Fabio Gravina da De Filippo ai lettini del pranoterapeuta, per il suo esordio al cinema

Tra commedia dell’arte e cinema indipendente, fatto di gag realmente surreali e ordinaria follia.
Nella sfida a non cedere alla volgarità, misurandosi solo con il senso dell’assurdo immanente alla vita stessa nella contemporaneità, fatta di schemi sociali da soddisfare e di insoddisfazioni dell’anima difficili da curare, Gravina dallo spunto biografico delle esperienze tragicomiche di un amico alle prese con la procreazione non troppo assistita, viaggia tra amore, sogni e altri disastri, solcando convenzioni e speranze di una “quasi” famiglia nel caos dell’oggi.
Due coniugi ultra quarantenni spinti dal desiderio di diventare genitori affrontano un turbine di avventure, dall’accoppiamento forzato negli orari “fertili” alla “terapia e pallottole”, fino agli “inseminatori professionisti” con tanto di catalogo della progenie papabile. Dalla sedia della fecondazione allo zampone di porco, dalle fughe cimiteriali alle sette misteriose, fino a che punto si arriva per avere una famiglia senza perderne il senso? Un figlio a tutti costi, esordio cinematografico di Fabio Gravina dal primo marzo in sala.
Un gioco e una prova, un conto alla rovescia in un mondo sottosopra, dalla “o” alla “z”, tra donne impazienti e uomini senza “u” maiuscola, in un mondo fuori controllo.

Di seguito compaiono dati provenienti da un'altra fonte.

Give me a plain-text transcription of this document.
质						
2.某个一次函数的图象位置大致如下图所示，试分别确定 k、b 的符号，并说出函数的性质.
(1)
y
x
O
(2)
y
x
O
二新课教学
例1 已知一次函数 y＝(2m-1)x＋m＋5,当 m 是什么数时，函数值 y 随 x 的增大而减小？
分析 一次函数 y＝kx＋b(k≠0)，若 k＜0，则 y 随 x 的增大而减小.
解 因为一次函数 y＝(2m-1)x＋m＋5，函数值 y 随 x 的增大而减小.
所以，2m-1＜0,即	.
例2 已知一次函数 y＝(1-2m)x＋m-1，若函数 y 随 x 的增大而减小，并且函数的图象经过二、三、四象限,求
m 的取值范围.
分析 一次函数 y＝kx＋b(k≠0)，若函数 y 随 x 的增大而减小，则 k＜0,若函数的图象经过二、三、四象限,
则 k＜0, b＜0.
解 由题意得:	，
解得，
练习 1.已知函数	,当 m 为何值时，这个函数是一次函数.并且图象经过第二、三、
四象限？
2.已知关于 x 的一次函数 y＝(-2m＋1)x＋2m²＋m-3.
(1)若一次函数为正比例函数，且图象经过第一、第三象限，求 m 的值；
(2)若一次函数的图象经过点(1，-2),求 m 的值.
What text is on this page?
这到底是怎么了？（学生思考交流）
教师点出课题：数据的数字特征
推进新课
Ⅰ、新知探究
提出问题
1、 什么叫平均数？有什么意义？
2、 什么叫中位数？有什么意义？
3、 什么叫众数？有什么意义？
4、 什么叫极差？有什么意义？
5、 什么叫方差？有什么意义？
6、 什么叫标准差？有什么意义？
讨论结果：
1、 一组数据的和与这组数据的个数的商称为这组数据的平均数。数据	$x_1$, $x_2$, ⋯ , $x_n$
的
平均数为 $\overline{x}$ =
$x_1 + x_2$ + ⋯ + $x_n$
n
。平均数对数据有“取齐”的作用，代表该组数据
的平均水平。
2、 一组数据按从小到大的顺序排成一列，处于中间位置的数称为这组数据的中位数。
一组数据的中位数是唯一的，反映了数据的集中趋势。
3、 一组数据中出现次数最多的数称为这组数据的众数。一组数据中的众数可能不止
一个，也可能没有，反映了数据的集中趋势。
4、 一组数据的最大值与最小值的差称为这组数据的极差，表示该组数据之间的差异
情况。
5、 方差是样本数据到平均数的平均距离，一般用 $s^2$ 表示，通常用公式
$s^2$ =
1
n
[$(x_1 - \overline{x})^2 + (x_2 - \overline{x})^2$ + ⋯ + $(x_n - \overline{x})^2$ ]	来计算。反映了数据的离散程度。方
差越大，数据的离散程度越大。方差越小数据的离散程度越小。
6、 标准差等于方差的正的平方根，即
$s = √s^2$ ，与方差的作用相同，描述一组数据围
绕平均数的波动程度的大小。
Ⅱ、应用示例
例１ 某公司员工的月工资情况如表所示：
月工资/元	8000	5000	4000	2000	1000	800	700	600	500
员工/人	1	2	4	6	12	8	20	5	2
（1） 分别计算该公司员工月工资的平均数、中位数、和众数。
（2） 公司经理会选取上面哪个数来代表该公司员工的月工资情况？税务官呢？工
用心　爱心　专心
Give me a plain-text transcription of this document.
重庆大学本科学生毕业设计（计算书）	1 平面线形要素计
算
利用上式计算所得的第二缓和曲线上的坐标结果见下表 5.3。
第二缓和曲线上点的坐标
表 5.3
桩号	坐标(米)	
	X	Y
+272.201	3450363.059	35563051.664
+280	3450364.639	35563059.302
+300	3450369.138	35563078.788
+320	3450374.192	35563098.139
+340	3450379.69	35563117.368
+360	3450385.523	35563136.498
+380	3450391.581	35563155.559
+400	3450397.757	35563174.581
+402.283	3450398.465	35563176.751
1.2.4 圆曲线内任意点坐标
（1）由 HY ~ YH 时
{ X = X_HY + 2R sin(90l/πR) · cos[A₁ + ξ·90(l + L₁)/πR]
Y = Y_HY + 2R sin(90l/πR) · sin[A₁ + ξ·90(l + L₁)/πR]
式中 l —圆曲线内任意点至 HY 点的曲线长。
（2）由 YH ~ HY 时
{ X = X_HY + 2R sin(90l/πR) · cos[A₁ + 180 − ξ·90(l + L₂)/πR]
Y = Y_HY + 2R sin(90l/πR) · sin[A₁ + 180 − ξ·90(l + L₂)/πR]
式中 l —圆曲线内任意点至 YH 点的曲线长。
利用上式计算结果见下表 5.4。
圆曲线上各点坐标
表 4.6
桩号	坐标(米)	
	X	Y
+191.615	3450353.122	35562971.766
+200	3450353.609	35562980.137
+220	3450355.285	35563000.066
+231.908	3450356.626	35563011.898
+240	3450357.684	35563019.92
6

Lo scoprirà suo malgrado il protagonista, uomo comune affetto da comuni dubbi e fragilità, interpretato da un sempre mastodontico Fabio Gravina, a suo agio con grazia esilarante e sorniona tanto sul palco teatrale quanto davanti la (propria) macchina da presa. Copioso e vibrante il cast, dal commissario Ivano Marescotti) alla stalker psicopatica e ninfomane Paola Riolo, straordinaria, dall’amico psicanalista Stefano Masciarelli ai mille e nessuno e centomila personaggi in cui si moltiplica con un cameo ben costruito Maurizio Mattioli fino all’ambiguo inseminatore Convertini.